Spread has doubled since July

The spread between WTI and Brent prices has been rising in recent months, in a trend that is not likely to reverse soon.

WTI is currently trading at $55.21/bbl while Brent is at $61.50/bbl, a spread of $6.29/bbl. This spread is lower than the $6.99 reached at the end of October, but is still significantly higher than the average of $2.17 between October 2015 and July 2017.

Transportation Costs Widen WTI-Brent Spread

Source: EnerCom Analytics

According to the EIA’s Short-Term Energy Outlook, this spread will continue in 2018. The STEO predicts the spread will remain at $6/bbl through the first quarter of 2018, and will hold at $4 for the rest of the year.
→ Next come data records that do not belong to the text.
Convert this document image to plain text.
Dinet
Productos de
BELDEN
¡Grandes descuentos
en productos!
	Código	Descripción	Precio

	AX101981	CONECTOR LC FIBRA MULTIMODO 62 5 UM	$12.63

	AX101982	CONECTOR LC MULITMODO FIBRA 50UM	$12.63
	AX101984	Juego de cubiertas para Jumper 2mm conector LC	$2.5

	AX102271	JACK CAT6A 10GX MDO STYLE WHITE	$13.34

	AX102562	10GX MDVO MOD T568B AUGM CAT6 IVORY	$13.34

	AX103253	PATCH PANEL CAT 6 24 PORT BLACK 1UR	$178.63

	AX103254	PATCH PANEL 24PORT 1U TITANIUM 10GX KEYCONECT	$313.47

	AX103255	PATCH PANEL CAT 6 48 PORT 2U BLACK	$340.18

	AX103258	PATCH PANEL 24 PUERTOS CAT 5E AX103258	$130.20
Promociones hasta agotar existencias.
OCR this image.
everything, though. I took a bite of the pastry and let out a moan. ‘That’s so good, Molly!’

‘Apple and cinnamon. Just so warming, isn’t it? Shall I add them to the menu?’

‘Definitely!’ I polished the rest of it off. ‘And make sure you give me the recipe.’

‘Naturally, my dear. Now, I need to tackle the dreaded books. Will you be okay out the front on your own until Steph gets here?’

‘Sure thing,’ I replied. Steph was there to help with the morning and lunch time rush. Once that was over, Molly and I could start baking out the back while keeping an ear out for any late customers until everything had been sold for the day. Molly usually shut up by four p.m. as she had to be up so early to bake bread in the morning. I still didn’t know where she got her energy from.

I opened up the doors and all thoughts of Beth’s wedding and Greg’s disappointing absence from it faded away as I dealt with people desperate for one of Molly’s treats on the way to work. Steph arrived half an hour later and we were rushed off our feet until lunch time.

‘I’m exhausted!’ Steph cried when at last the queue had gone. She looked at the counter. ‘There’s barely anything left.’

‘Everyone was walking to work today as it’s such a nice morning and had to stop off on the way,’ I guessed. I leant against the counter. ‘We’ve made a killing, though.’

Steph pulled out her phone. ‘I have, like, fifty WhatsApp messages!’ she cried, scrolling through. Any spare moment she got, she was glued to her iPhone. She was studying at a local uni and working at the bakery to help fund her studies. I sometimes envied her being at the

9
Transportation Costs Widen WTI-Brent Spread

Source: EIA

Transportation constraints drive Cushing inventories higher

According to the EIA, much of the spread is due to transportation constraints in U.S. operations. The explosion of activity in the Permian has created a similarly large need for transportation infrastructure, moving oil from western Texas to the Gulf Coast markets. However, transportation supply has not kept up with demand, and pipeline constraints are currently a factor.

Additional transportation infrastructure is also needed in Cushing. The EIA estimates that moving crude from Cushing to the coast costs about $3.50/bbl, but current transportation constraints have pushed this value higher.

These constraints have pushed Cushing inventory higher in recent months. Total U.S. crude inventories have declined by about 25 MMBBL since the end of July, but have risen by 8.8 MMBBL in Cushing. Cushing inventories are currently 51% above the five-year average, while overall inventories are 15% above the average.

Transportation Costs Widen WTI-Brent Spread

Source: EIA

Ports cannot handle large crude carriers

The export ban has been lifted, so oil can now be transported abroad. While this expands the market for U.S. crude significantly, there are still difficulties with the process. Ports in the U.S. generally cannot handle the largest crude carrying ships. These ships are much more economic for transporting crude over long distances, though, and are generally used internationally. To get around this, U.S. crude is often loaded on smaller vessels, then transferred to larger vessels in deeper waters in the Gulf.

While this is more economic than hauling oil all the way to Europe or Asia using smaller ships, it is far from ideal. While several ports, like Corpus Christi and the Louisiana Offshore Oil Port, are working to expand to handle Very Large Crude Carriers, these efforts will likely not make a meaningful change in the markets in the next year. Instead, transportation constraints will keep oil prices lower than the international benchmark.